Candidate for School Committee, Ward 4
Campaign Website: https://www.tamika4schools.com
I’m the mother of 4th grade twins, a lawyer and an active parent leader as Vice-Chair of the Burr School Council, past Burr PTO Board Member and Board Member of FORJ, collaborating with NPS across all 22 schools. I’m running to support our schools, which I view as the backbone of our community.
Questions and Answers
Question 1: Discuss an experience where you made a decision that you now regret.
Last year, I spearheaded a FORJ, Families Organizing for Racial Justice, community event with noted author, Debby Irving and blogger, Shay Stewart-Bouley, to model a cross-racial conversation. It was successful and well attended, however, I regret that the FORJ Board, wasn’t able to incorporate as a nonprofit organization prior to our event. I was able to secure grant funding and a partnership with the Harmony Foundation to cover speaker fees, but the absence of an effective fundraising strategy was incredibly challenging and something we are seeking to remedy.
Question 2: If you’re elected, what would be your first priority and how would you go about addressing it?
In order for NPS to institute key initiatives, such as later high school start time, which promises reduced student stress and improved academic outcomes, the School Committee must ensure that parents and guardians feel that their perspectives are not only valued, but are actively solicited. It would be my priority to ensure that the parent community across the district embraces their role as a valued partner in the functioning of our schools. Thus, I am committed to developing effective strategies to communicate with parents.

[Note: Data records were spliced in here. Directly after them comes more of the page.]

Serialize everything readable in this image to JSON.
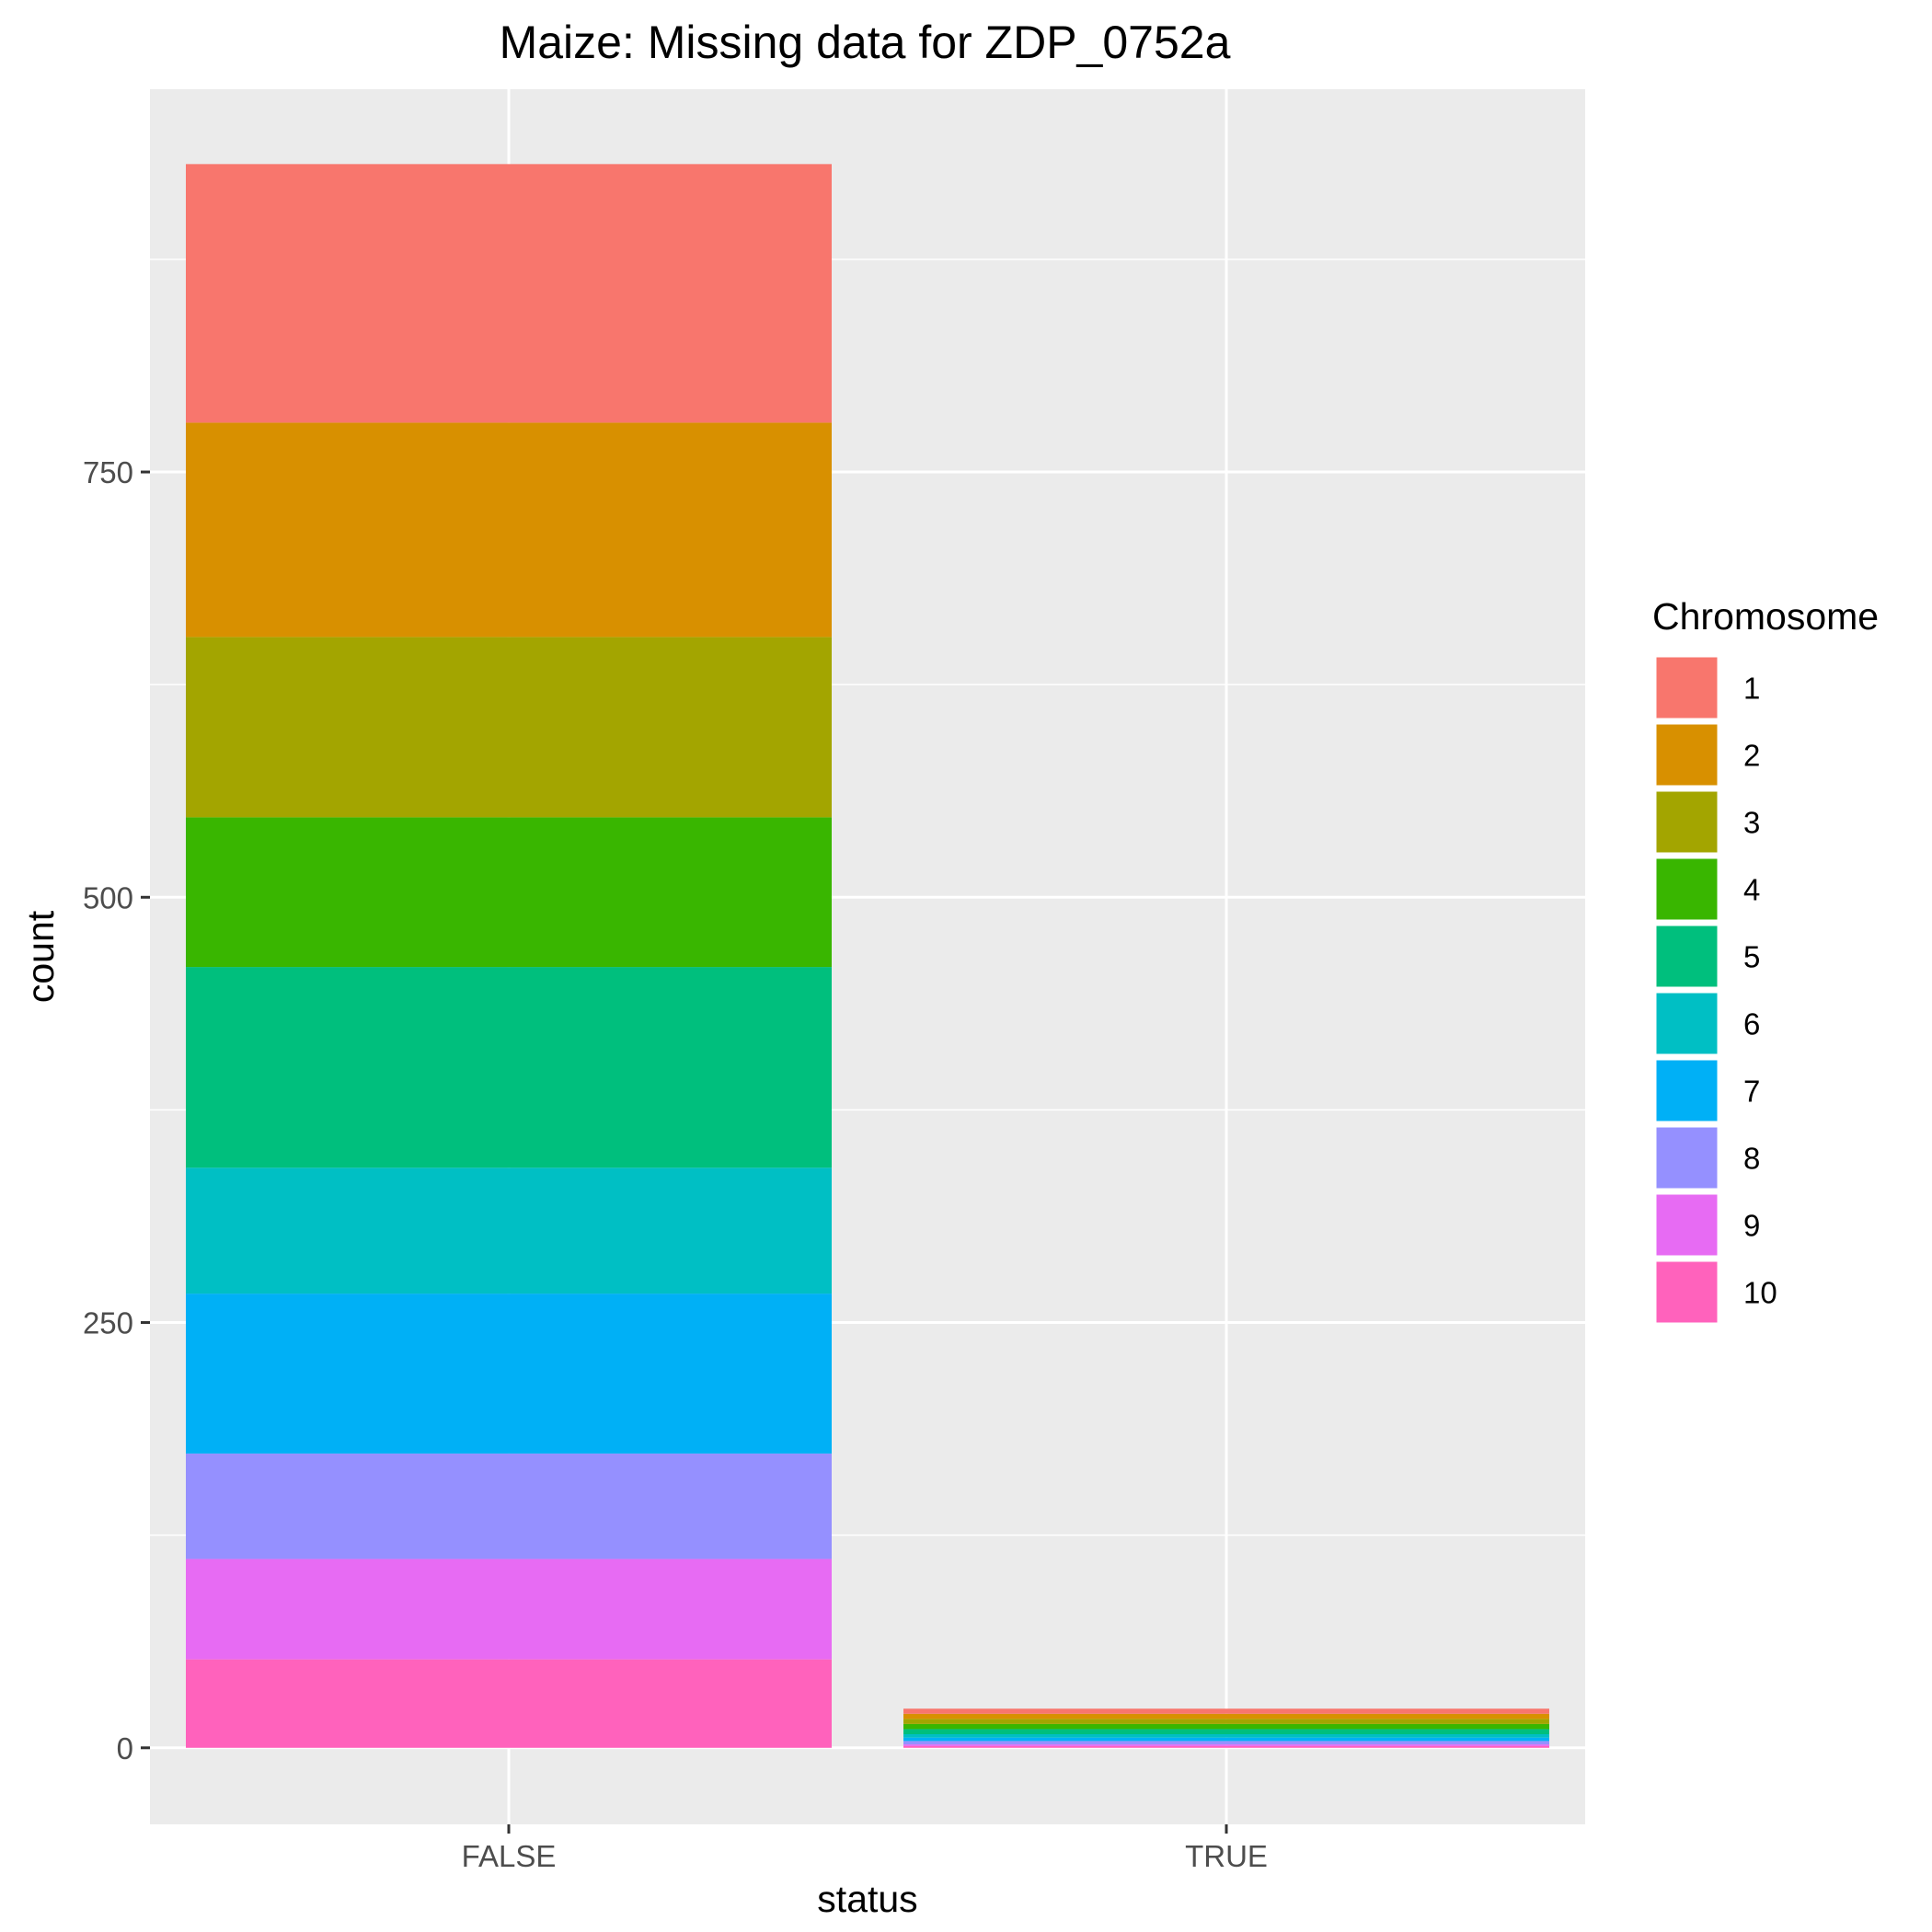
{
  "chart_data": {
    "type": "bar",
    "stacked": true,
    "title": "Maize: Missing data for ZDP_0752a",
    "xlabel": "status",
    "ylabel": "count",
    "categories": [
      "FALSE",
      "TRUE"
    ],
    "ylim": [
      -45,
      975
    ],
    "yticks": [
      0,
      250,
      500,
      750
    ],
    "grid": true,
    "legend": {
      "title": "Chromosome",
      "position": "right"
    },
    "series": [
      {
        "name": "1",
        "color": "#F8766D",
        "values": [
          152,
          3
        ]
      },
      {
        "name": "2",
        "color": "#D89000",
        "values": [
          126,
          3
        ]
      },
      {
        "name": "3",
        "color": "#A3A500",
        "values": [
          106,
          3
        ]
      },
      {
        "name": "4",
        "color": "#39B600",
        "values": [
          88,
          3
        ]
      },
      {
        "name": "5",
        "color": "#00BF7D",
        "values": [
          118,
          3
        ]
      },
      {
        "name": "6",
        "color": "#00BFC4",
        "values": [
          74,
          2
        ]
      },
      {
        "name": "7",
        "color": "#00B0F6",
        "values": [
          94,
          2
        ]
      },
      {
        "name": "8",
        "color": "#9590FF",
        "values": [
          62,
          2
        ]
      },
      {
        "name": "9",
        "color": "#E76BF3",
        "values": [
          59,
          1
        ]
      },
      {
        "name": "10",
        "color": "#FF62BC",
        "values": [
          52,
          1
        ]
      }
    ]
  }
}
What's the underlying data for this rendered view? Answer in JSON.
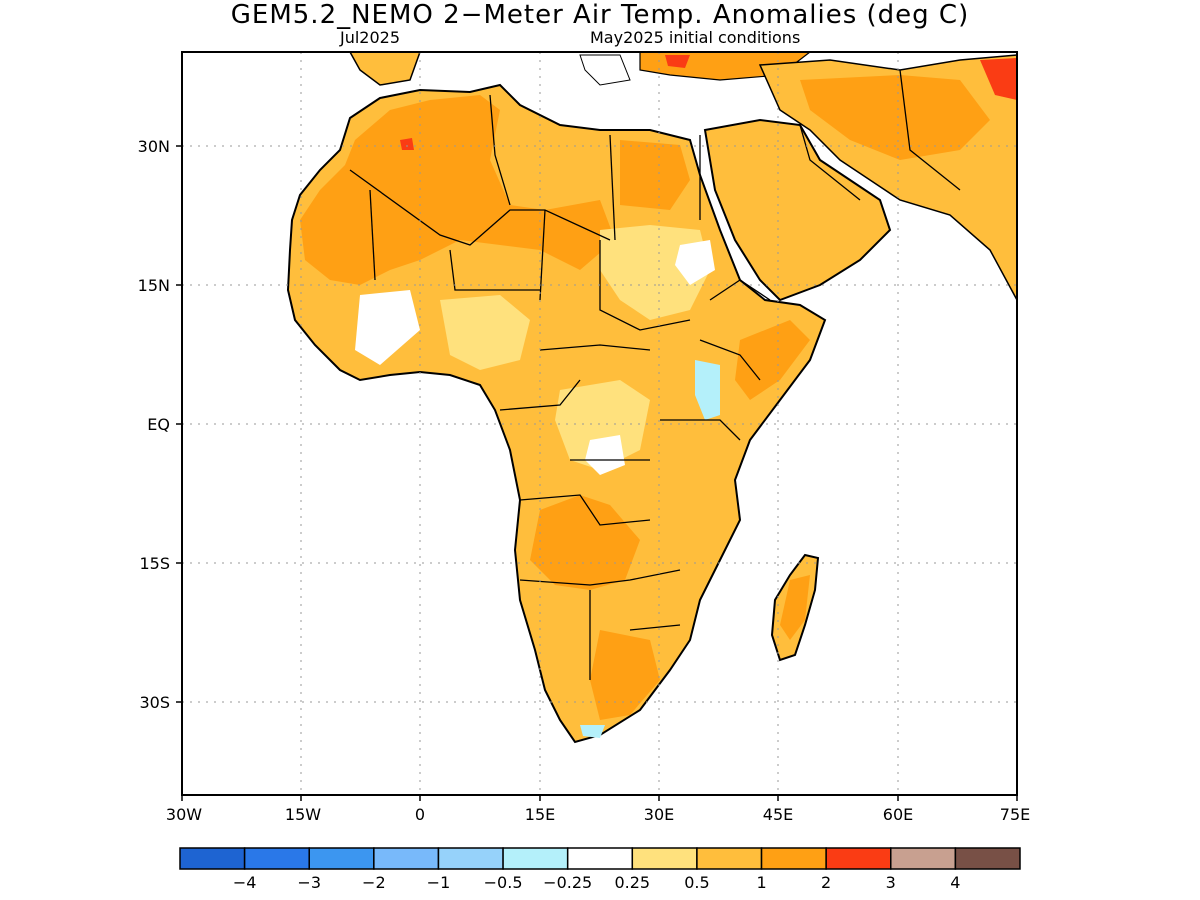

Question 3: The achievement gap remains a persistent problem in the NPS, despite best efforts. What role do you think the school committee can play in addressing this issue?
Closing the achievement gap will require input from various stakeholders. We must continue the district’s commitment to understanding the link between race, racial identity, family economic status, ESL, and special needs on student achievement and connectedness as well as allocating funding to support programs that seek to close the gap. This includes antibias training for teachers, supporting peer-to-peer training by students, and partnerships with parent groups like FORJ to enlist the support of families in furthering our community’s understanding of race, culture and identity.
Question 4: Discuss the resources needed by the schools each year to provide reasonable class sizes, breadth of programming at the high schools, and competitive salaries for teachers and staff. Please be specific in terms of budget numbers and other resources.
The educators and staff of NPS are an essential component to the success of our schools. Teacher and staff salaries and benefits account for 85% of the budget. Thus, public education is intensively people oriented requiring yearly increases in funding to cover all of our employees. The School Committee must carefully manage our budget and serve as good stewards of the city’s funds. We also must make sure that Newton is paying its teachers competitively compared to its surrounding communities in order to attract and retain the best quality educators.
Question 5: In tight budget years, art, music, guidance, and libraries suffer in our schools. What realistic ideas do you have to avoid cuts in these areas?
I’ve followed budget season very closely for the last couple years and met with parents who have shared frustrations at program cuts during tight budget seasons. I want to make sure that our students get what they need to thrive, that we can pay our personnel and be careful stewards of public funds. Where tradeoffs are necessary in order to balance budgets, it would be my priority to ensure that we look for efficiencies in non-core expenses such as overhead, IT costs and utilities to avoid reducing programs that are beneficial to our students.